Mi sembra che emerga qui una riflessione preziosa: una sapienza della crisi per il nostro tempo di “rivincita del sacro”, nel quale i potenti della terra si presentano “nel suo nome”, giustificando progetti imperialistici con parole d’ordine religiose.
Mc 13 è un invito a maturare quella sapienza paradossale per cui il credente deve imparare a non credere (v. 21), a non cascare nell’inganno. Per non mancare clamorosamente l’obiettivo di interpretare il proprio tempo, è decisivo porre le diverse stagioni della storia sotto una “riserva escatologica” che impedisca di confondere l’ultimo con il penultimo, il Regno di Dio – che pur richiede parziali incarnazioni – con le reificazioni religiose.
Penso alla lezione di Kierkegaard che parlava di “allucinazione” del cristianesimo, intendendo con ciò quella messa in scena che trasforma le chiese in teatri, dove si pretende di rappresentare la speranza evangelica senza rendersi conto di aver trasformato l’annuncio in negozio. Alla radice delle diverse rappresentazioni allucinatorie del cristianesimo mi pare ci sia quell’allucinazione che identifica i cristiani con il cristianesimo (e, dunque, con il Cristo!). I fondamentalismi sorgono con questa pretesa di identificazione, incapace di riconoscere e custodire la differenza. È “sapienza della crisi” difendere la differenza, non farsi ingannare dall’esproprio religioso dei falsi messia.

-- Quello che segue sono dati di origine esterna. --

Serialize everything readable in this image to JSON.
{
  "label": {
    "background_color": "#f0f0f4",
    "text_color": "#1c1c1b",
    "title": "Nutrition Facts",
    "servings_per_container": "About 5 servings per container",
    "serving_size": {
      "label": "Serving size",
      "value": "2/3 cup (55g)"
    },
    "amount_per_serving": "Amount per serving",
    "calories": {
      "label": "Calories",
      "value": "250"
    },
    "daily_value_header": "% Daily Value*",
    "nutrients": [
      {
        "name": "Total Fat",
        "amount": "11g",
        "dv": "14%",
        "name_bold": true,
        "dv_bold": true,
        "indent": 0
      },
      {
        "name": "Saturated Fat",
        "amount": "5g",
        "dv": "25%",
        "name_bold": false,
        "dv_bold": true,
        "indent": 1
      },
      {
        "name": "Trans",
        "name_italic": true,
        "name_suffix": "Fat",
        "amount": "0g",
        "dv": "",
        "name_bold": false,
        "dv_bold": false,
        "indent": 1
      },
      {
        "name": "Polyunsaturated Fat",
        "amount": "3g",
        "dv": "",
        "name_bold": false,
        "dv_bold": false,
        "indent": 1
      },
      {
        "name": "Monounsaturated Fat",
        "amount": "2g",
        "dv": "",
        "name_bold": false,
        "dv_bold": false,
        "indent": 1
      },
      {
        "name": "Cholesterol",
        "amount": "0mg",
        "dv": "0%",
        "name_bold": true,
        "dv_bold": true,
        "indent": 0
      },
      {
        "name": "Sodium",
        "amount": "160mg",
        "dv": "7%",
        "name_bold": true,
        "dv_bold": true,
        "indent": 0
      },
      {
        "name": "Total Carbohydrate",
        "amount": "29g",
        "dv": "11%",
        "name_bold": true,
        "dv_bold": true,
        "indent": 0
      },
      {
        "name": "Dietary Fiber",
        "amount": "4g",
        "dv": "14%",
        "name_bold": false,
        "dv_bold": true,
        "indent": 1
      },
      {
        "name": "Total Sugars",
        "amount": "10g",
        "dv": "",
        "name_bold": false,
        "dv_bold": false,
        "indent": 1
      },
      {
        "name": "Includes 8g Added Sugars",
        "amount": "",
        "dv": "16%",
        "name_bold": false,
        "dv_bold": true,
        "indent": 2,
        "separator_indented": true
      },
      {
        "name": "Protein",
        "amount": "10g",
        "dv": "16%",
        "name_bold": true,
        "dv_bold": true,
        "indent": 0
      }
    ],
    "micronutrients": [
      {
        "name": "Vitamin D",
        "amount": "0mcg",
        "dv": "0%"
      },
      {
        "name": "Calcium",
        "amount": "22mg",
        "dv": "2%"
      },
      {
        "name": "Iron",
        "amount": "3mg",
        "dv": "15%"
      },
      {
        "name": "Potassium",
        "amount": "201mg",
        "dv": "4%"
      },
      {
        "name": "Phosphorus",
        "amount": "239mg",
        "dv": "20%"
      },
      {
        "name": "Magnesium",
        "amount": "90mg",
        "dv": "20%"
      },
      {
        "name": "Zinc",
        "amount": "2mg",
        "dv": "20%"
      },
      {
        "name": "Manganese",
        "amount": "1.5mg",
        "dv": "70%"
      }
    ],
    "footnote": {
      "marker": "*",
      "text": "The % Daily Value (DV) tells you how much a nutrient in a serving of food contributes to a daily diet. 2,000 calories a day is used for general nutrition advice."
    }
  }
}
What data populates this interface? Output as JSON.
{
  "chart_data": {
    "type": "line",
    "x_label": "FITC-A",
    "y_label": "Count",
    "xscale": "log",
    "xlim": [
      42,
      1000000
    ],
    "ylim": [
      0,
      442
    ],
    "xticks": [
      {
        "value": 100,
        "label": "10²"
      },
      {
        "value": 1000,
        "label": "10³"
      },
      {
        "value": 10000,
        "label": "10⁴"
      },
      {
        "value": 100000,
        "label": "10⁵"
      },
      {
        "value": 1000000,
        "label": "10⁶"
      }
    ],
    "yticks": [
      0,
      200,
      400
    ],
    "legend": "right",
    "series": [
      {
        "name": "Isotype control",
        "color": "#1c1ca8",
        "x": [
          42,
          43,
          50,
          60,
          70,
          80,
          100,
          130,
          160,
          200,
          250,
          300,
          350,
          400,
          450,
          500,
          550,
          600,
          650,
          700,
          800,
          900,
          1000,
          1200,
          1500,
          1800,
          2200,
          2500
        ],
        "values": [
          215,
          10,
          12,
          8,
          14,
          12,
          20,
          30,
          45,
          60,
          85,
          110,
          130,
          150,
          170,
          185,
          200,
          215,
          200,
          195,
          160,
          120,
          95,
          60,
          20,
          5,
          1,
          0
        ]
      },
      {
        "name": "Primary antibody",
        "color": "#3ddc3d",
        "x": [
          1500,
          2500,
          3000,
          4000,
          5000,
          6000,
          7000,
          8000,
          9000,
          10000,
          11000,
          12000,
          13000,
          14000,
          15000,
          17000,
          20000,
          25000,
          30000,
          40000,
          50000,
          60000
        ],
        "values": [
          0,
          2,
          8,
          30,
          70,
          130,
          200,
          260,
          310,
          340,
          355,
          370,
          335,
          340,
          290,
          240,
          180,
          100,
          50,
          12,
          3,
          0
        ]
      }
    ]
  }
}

Questa è la sapienza essenziale da apprendere. Uno sguardo profetico sulla storia che sappia discernere il Dio dagli idoli, l’Evangelo dalle sue falsificazioni. Una sapienza che si gioca nel presente, arginando la curiosità sul futuro e la nostalgia per il passato, che spinge a tornare indietro. La pagina di Marco sembra suggerire che per essere all’altezza del proprio tempo occorra saper “fuggire” dai paesaggi che ci sono familiari. Come Abramo che abbandona la terra conosciuta per andare nel luogo che Dio gli indicherà (Gen 12, 1) ed anche in quello privo di indicazioni divine, in cui è costretto a camminare davanti a Dio (Gen 17, 2), ad arrischiarsi nel ruolo di apripista. E non come la moglie di Lot, immobilizzata da uno sguardo rivolto all’indietro, incapace di giocarsi nell’incognita del presente.
Nella destabilizzazione di tutte le certezze, tipica dello scenario di crisi, sembra resistere solo la Parola di Gesù (v. 31) che invita a “vegliare”.
Nel Getsemani della storia presente gli occhi dei discepoli si appesantiscono fino a chiudersi in un sonno difensivo, unica risposta ad una situazione troppo opprimente che preferiamo rimuovere. Nel tempo del sonno possono coesistere sogni luminosi e realtà di tenebra: gli uni accanto alle altre, in un rapporto di indifferenza cinica. Solo nel tempo della veglia l’accostamento risulta scandaloso e l’onestà intellettuale non permette la negazione o la sublimazione della crisi. Vegliare significa guardare in faccia la realtà drammatica che ci circonda; senza lasciarsi ingannare dalle apparenze, pur di successo, o da scorciatoie ideologiche e falsificazioni religiose; perseverando nella speranza del Regno fino alla fine, in attesa che il Signore venga; confidando nella promessa che Dio abbrevierà i giorni della crisi.
È questa la sapienza che ci è consegnata nel testo di Marco e che, come il fico, promette di produrre frutti a patto che “chi legge faccia attenzione” (v. 14).